Chronically elevated insulin accelerates cellular ageing through several well documented mechanisms. It activates the mTOR pathway, a cellular growth and metabolism regulator that when chronically stimulated promotes cellular senescence and suppresses the autophagy through which cells clear damaged components. It promotes advanced glycation end products, sugar protein complexes that accumulate in tissues and impair organ function progressively. It sustains the systemic inflammatory state that underlies accelerated vascular ageing, cognitive decline, and immune deterioration. And it suppresses the growth hormone and IGF-1 axis in ways that reduce the anabolic repair capacity of every tissue in the body. Pakistani patients with long standing hyperinsulinaemia age metabolically faster than their chronological age, presenting with the biological profile of someone a decade older in terms of vascular health, hormonal function, and inflammatory burden.
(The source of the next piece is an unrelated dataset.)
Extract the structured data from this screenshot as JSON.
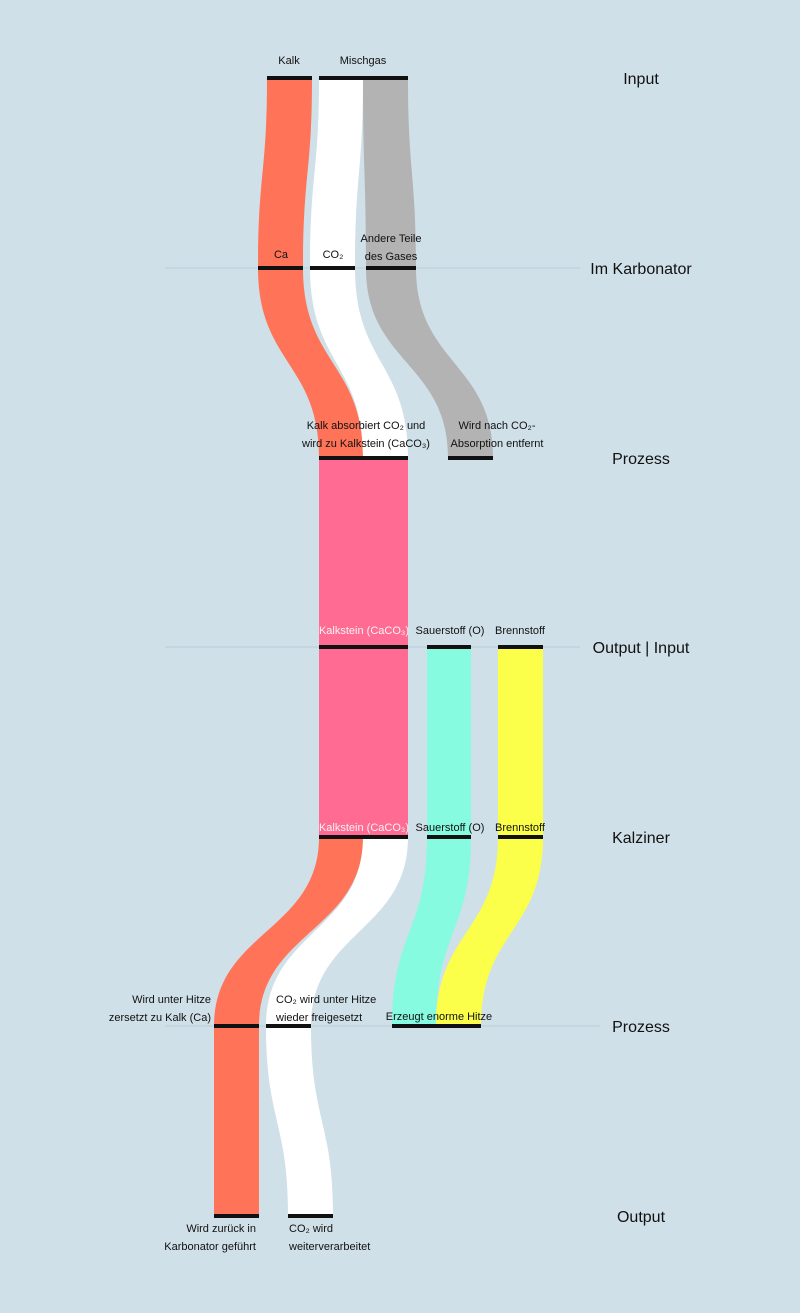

THE CHROMOSOME protocol addresses hyperinsulinaemia through a coordinated intervention targeting every driver of insulin hypersecretion simultaneously. Dietary recalibration eliminates the refined carbohydrate substrate driving exaggerated postprandial insulin spikes. Visceral fat reduction removes the inflammatory amplification of insulin resistance that sustains compensatory hyperinsulinaemia. Cortisol recalibration eliminates the overnight hepatic glucose output that maintains fasting insulin elevation. Targeted peptide based interventions support pancreatic beta cell function restoration and reduce hypersecretory behaviour at the cellular level. Sleep architecture restoration reduces the nocturnal insulin dysregulation driven by growth hormone suppression and cortisol elevation. Every component of the protocol is designed to reduce insulin, because in hyperinsulinaemic Pakistani patients, reducing insulin is the single intervention from which every other metabolic improvement follows.